Les défenseurs du mendiant reculèrent en entendant l’atrocité de l’accusation portée contre lui, mais plus d’une main bienfaisante tendit à Édie de la viande, du pain et des sous pour le soutenir dans la prison où les officiers de paix allaient le conduire.

« Merci, Dieu vous bénisse, mes enfans ; je suis sorti de plus d’un piège, quand je méritais moins qu’à présent ma délivrance ; j’échapperai encore à celui-ci, comme l’oiseau échappe à l’oiseleur. Continuez de jouer, et ne vous occupez pas de moi… J’ai plus de chagrin au sujet du pauvre garçon qui vient de périr, que pour tout ce qu’ils peuvent me faire. »

En conséquence le prisonnier se laissa emmener sans résistance, tandis qu’il acceptait machinalement et emplissait sa besace des aumônes qui lui pleuvaient de tous côtés ; et avant de quitter le hameau, il était aussi chargé qu’un pourvoyeur du gouvernement. Cependant il fut bientôt soulagé de la fatigue que lui causait cette accumulation de fardeau, par l’officier qui se procura une charrette avec un cheval pour transporter le vieillard devant le magistrat, afin d’y être interrogé et mis en prison.

Le malheur, de Steenie et l’arrestation d’Édie mirent un terme aux jeux du village, dont les habitans les plus graves commencèrent à méditer sur les vicissitudes des choses humaines, qui avaient si soudainement mis un de leurs camarades au tombeau, et qui plaçaient l’intendant de leurs jeux dans une position où il courait le risque d’être pendu.
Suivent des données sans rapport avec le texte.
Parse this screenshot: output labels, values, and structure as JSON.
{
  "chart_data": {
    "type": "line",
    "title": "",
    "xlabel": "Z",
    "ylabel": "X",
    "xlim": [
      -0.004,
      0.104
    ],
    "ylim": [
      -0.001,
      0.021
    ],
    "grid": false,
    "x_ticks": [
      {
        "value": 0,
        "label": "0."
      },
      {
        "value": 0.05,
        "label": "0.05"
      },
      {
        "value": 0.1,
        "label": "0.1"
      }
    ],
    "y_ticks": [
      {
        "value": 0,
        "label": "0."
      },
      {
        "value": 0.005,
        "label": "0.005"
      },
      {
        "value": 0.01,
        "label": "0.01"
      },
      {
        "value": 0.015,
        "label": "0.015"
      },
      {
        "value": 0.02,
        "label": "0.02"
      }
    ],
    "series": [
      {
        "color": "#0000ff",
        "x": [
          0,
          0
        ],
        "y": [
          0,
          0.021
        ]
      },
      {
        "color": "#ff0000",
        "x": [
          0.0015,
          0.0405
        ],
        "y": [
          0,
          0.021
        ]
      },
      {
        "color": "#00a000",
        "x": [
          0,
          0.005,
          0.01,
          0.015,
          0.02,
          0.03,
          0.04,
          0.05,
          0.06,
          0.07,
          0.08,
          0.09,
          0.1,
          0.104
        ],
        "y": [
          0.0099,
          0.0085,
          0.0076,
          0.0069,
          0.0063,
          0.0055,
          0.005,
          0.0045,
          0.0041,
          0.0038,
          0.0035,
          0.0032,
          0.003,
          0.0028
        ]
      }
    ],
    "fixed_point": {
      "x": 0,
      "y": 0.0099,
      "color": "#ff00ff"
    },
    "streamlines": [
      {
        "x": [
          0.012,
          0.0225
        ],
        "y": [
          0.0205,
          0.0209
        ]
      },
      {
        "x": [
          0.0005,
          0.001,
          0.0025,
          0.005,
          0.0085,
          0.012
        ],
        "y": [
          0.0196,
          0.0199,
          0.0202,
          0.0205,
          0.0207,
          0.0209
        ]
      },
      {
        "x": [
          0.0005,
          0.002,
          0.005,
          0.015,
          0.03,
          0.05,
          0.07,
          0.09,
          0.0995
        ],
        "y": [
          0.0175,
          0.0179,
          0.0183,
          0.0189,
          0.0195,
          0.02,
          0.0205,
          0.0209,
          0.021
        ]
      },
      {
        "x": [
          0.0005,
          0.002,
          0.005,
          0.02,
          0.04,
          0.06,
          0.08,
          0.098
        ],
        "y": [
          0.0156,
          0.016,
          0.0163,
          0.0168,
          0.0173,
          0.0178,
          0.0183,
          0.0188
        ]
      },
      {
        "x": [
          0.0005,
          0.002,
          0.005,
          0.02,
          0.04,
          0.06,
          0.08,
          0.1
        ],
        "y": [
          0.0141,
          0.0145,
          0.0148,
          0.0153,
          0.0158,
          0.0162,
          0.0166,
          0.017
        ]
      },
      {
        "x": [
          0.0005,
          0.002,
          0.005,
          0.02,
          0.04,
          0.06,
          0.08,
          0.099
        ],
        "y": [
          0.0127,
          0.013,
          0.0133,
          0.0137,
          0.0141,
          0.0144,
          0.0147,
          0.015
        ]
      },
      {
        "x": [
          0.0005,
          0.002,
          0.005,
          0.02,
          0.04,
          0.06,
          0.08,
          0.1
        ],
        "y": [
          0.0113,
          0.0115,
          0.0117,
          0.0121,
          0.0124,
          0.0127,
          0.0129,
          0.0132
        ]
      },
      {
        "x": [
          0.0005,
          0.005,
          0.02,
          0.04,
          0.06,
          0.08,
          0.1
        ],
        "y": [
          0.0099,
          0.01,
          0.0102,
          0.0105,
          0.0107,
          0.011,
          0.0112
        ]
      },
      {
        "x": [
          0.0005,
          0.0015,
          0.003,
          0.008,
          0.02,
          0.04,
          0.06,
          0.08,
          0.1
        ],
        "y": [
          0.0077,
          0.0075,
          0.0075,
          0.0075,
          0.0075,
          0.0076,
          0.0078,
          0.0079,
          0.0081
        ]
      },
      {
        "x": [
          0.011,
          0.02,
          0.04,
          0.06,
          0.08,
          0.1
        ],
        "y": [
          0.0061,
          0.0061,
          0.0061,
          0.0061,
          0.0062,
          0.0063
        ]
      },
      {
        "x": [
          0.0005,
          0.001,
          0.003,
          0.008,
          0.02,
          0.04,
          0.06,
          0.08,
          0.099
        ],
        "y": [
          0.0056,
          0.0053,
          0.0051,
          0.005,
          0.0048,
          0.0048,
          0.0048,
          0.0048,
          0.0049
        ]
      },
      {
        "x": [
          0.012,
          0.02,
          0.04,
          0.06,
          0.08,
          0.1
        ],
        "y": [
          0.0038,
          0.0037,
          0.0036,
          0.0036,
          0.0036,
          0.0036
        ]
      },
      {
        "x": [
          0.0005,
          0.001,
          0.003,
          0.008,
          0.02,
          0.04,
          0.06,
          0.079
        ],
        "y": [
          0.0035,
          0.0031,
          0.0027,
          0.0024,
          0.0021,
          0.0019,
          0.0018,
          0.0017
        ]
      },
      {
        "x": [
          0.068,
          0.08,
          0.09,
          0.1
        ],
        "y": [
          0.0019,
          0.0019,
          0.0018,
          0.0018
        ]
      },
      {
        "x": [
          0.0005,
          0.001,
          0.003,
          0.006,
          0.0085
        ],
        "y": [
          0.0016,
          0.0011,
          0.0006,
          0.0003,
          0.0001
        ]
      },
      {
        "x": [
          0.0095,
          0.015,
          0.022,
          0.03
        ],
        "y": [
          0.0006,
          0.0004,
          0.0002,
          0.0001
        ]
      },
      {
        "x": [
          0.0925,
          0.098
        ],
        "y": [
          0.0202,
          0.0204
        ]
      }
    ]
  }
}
Le caractère de Dousterswivel étant assez généralement connu, ce qui veut dire assez généralement détesté, beaucoup de gens conjecturèrent que l’accusation pouvait bien être fausse et malicieuse ; mais tous convinrent que si Édie Ochiltree avait agi de manière à devoir supporter la peine dans cette occasion, il était bien dommage qu’il n’eût pas mieux mérité son son en tuant tout de bon Dousterswivel.


  1. Les officiers de paix ou constables anglais n’ont pour arme qu’une petite baguette, dont il leur suffit de toucher sur l’épaule celui qu’ils doivent arrêter, pour le constituer leur prisonnier. a. m.